While he encourages her realisation that she has to stop drinking and take responsibility for her life, her friendship encourages him to value himself. Her political perspectives, presented as challenging questions, widen his mental horizons. They are each led to new life choices and in the final scenes, Nonni becomes more involved in political action through the new local People’s Assembly.
"Education is the way forward, for him to retrain, for her to return to teaching in some setting, and for the whole society to discover a fairer, more effective and sustainable economic and political order," says Cathy.
"The film tells a very contemporary story of how collaborative support helps two people survive against the backdrop of divisiveness in a Britain that is shrinking its welfare system as the gap between rich and poor widens.
"The river setting in York chimes with different themes in the film.
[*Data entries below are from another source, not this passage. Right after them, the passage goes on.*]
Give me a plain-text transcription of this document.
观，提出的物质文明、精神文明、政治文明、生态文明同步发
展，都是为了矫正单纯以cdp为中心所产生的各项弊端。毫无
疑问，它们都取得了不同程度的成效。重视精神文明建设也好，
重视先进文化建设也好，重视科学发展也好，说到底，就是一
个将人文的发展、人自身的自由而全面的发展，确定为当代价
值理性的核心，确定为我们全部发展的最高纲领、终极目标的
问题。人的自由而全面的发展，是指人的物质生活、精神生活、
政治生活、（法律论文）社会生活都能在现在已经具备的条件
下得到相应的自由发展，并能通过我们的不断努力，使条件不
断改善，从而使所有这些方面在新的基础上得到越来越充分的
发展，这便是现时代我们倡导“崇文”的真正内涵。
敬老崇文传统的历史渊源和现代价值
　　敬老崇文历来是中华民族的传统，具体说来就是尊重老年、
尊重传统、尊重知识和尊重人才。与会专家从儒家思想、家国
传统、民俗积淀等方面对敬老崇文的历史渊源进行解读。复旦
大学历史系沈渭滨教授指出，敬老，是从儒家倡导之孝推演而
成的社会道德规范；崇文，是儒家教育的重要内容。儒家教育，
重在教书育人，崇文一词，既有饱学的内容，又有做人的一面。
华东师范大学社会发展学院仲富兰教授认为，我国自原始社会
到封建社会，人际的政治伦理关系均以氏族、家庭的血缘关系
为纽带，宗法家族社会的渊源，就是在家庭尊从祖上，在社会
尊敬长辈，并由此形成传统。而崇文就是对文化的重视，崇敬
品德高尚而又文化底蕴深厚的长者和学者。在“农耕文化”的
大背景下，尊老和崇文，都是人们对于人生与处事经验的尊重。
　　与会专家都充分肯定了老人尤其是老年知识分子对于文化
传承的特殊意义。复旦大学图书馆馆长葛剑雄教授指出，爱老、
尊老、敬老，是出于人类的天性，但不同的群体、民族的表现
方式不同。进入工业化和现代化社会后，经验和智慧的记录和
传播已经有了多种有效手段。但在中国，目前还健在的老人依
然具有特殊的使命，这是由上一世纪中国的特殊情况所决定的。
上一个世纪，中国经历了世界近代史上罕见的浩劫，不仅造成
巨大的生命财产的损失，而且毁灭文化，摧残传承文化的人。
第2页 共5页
It can represent market forces, a life force for good or ill, or intimate the coming climate chaos as it rises, on the edge of flood. York encapsulates contemporary UK society with its affluent and poor sectors, currently the scene of quite intense political action as local groups encourage the council not to implement government austerity."
The film has been made by her company Risky Things Productions with support from the Joseph Rowntree Foundation. "Risky Things has done work with homeless people, rough sleepers and people in accommodation for the homeless, at a time when vulnerable groups are becoming ever more disadvantaged, and ever since I learnt about one man's story of becoming homeless in a quick downward spiral, his story became JJ's story," says Cathy.
The New Zealand-born artist, theatre maker and film-maker used to work on documentaries for Channel 4 and ITV. "But I've always had a direct interest in politics around social issues and my work with Risky Things has given me the chance to address that," she says.